Alexander Shilov, a painter whose ultra-realistic portraiture has been severely castigated by art critics, will become the first living artist in Russia to have a museum dedicated solely to his work when the Moscow government-funded Alexander Shilov Museum opens its doors, according to the Washington Post. The museum, which will be located in a refurbished house in view of the Kremlin, received $1.2 million for renovation and first-year operating costs. In a year of serious art budget constraints -- the famed Tretiakov Gallery received less than $3 million in public funds -- the city's generous allocation raised more than a few eyebrows.

A $50 million donation to the Speed Art Museum in Louisville, KY, by Alice Speed Stoll, granddaughter of museum founder J.B. Speed, marks one of the largest gifts given to any art museum and brings the museum's endowment to $70 million, placing it among the top 25 endowments in the country. The Speed, currently closed for the completion of an 18-month renovation program, will reopen to the public on November 25.

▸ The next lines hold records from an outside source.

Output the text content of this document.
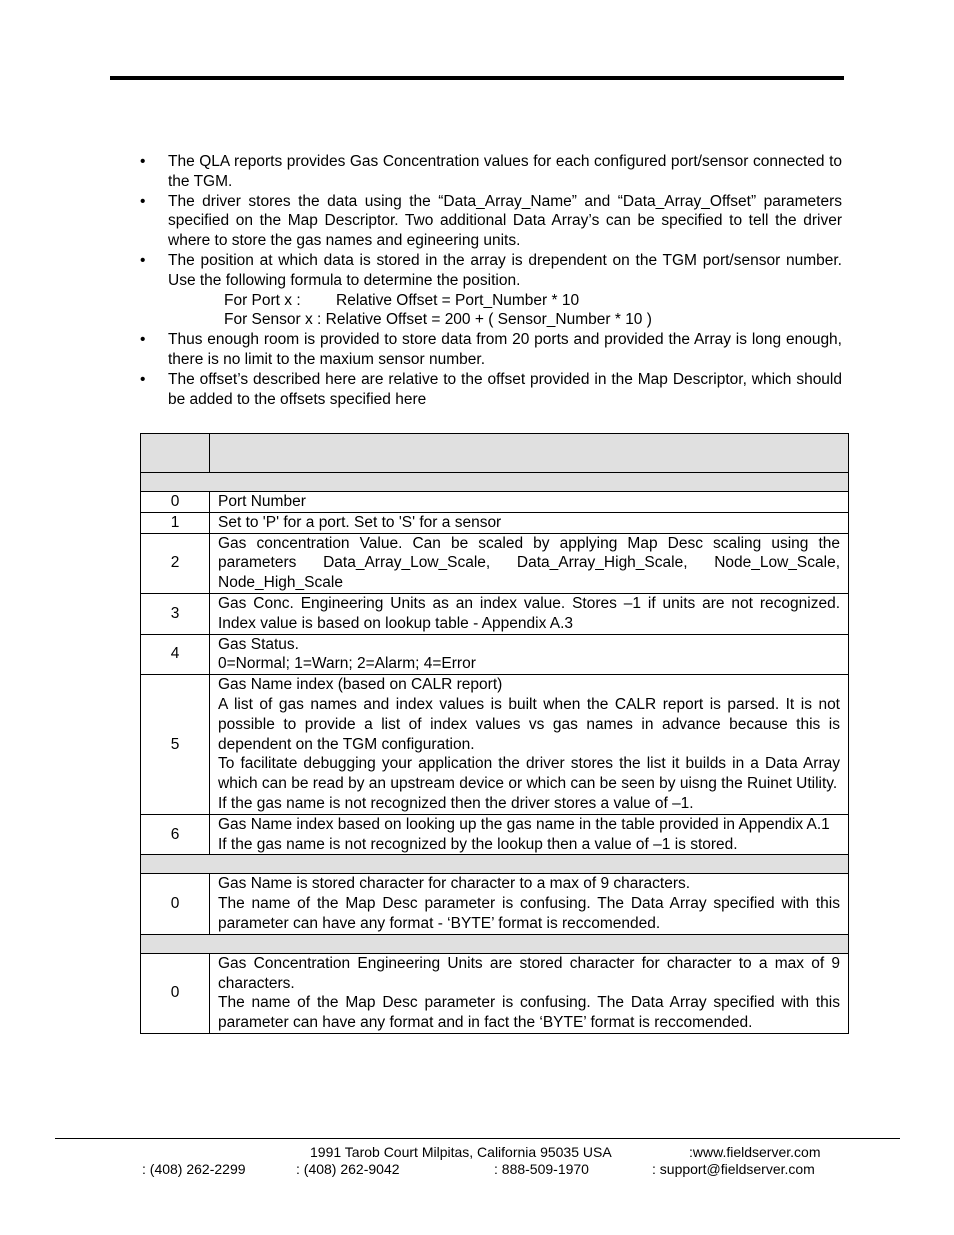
• The QLA reports provides Gas Concentration values for each configured port/sensor connected to the TGM.
• The driver stores the data using the “Data_Array_Name” and “Data_Array_Offset” parameters specified on the Map Descriptor. Two additional Data Array’s can be specified to tell the driver where to store the gas names and egineering units.
• The position at which data is stored in the array is drependent on the TGM port/sensor number. Use the following formula to determine the position.
For Port x : Relative Offset = Port_Number * 10
For Sensor x : Relative Offset = 200 + ( Sensor_Number * 10 )
• Thus enough room is provided to store data from 20 ports and provided the Array is long enough, there is no limit to the maxium sensor number.
• The offset’s described here are relative to the offset provided in the Map Descriptor, which should be added to the offsets specified here

0	Port Number

1	Set to 'P' for a port. Set to 'S' for a sensor

2	Gas concentration Value. Can be scaled by applying Map Desc scaling using the parameters Data_Array_Low_Scale, Data_Array_High_Scale, Node_Low_Scale, Node_High_Scale

3	Gas Conc. Engineering Units as an index value. Stores –1 if units are not recognized. Index value is based on lookup table - Appendix A.3

4	Gas Status.
0=Normal; 1=Warn; 2=Alarm; 4=Error

5	Gas Name index (based on CALR report)
A list of gas names and index values is built when the CALR report is parsed. It is not possible to provide a list of index values vs gas names in advance because this is dependent on the TGM configuration.
To facilitate debugging your application the driver stores the list it builds in a Data Array which can be read by an upstream device or which can be seen by uisng the Ruinet Utility.
If the gas name is not recognized then the driver stores a value of –1.

6	Gas Name index based on looking up the gas name in the table provided in Appendix A.1
If the gas name is not recognized by the lookup then a value of –1 is stored.

0	Gas Name is stored character for character to a max of 9 characters.
The name of the Map Desc parameter is confusing. The Data Array specified with this parameter can have any format - ‘BYTE’ format is reccomended.

0	Gas Concentration Engineering Units are stored character for character to a max of 9 characters.
The name of the Map Desc parameter is confusing. The Data Array specified with this parameter can have any format and in fact the ‘BYTE’ format is reccomended.
1991 Tarob Court Milpitas, California 95035 USA	:www.fieldserver.com
: (408) 262-2299	: (408) 262-9042	: 888-509-1970	: support@fieldserver.com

NationsBank and the Mint Museum of Art have announced the establishment of the Mint Museum of Craft and Design, to be located in the former Montaldo building in Center City Charlotte, North Carolina and slated for opening in spring 1999, PRNewswire reports. The new museum building -- made possible by NationsBank's $8.2 million donation, including land, building and renovation costs -- will house the Mint's permanent collection of traditional and contemporary crafts, as well as at least two temporary exhibits per year.